Abortions fell 60% in Texas in the first month of the most restrictive abortion law in decades in the United States, according to data recently released by the Texas Health and Human Services Commission.

The legislation, which bans abortions after about six weeks of pregnancy, went into effect Sept. 1, 2021, and is now the governing law in Texas, effectively ending the Roe v. Wade ruling in the state.

According to reports, September 2021 saw nearly 2200 abortions, resulting in a marked drop from previous months of the year that averaged between 4200 and 5600 abortion procedures per month.

This data evidences the impact of Texas’ new abortion law that bans abortions after a fetal heartbeat is detected, which usually occurs around the sixth week of pregnancy.

The law further authorizes citizens to file private lawsuits against those who perform, aid or abet an abortion after the limits. Any citizen can sue for $10,000 or more if he or she files a successful lawsuit, the Associated Press reported.

The world’s largest abortion provider, the international abortion clinic, Planned Parenthood, which profits from the death of unborn babies, called the drop in the number of abortions, “the very beginning of the devastating impact” of the law.

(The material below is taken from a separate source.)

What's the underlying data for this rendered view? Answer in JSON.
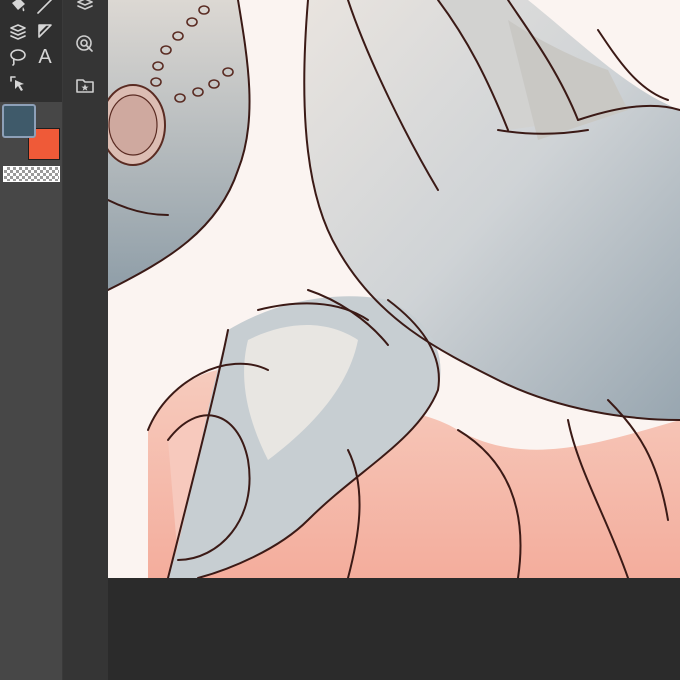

The ban conflicts with Roe v. Wade, the 1973 landmark ruling that granted a constitutional right to abortion before a fetus is viable, usually around 24 weeks of pregnancy. But because the law was written in a way that manages to circumvent the ruling, the U.S. Supreme Court has refused to block it.

The Court’s ruling is expected later this year. Pro-lifers are optimistic that they will finally achieve the goal they have been fighting for: to reverse the legality of abortion in the United States.

As Life News reported in January, the 1973 ruling allowed more than 63 million children to die in the womb in the U.S. and hundreds of mothers to die from legal abortions.

Texas is also cracking down on abortion drugs. A law went into effect Dec. 1 of last year that prohibits prescribing and mailing abortion-inducing drugs to anyone more than seven weeks pregnant.

These pills involved are, mifepristone, which is taken first to block progesterone, the hormone that keeps pregnancy viable, and misoprostol which is taken a day later.

In April 2021 the FDA approved the telephone sale of both abortion pills, claiming that with the pandemic and restrictions on mobility, access to these drugs became more difficult.

These pills have caused the death of many women due to hemorrhage. In the United States, 24 deaths and 4000 adverse events have been reported from the use of these two pills.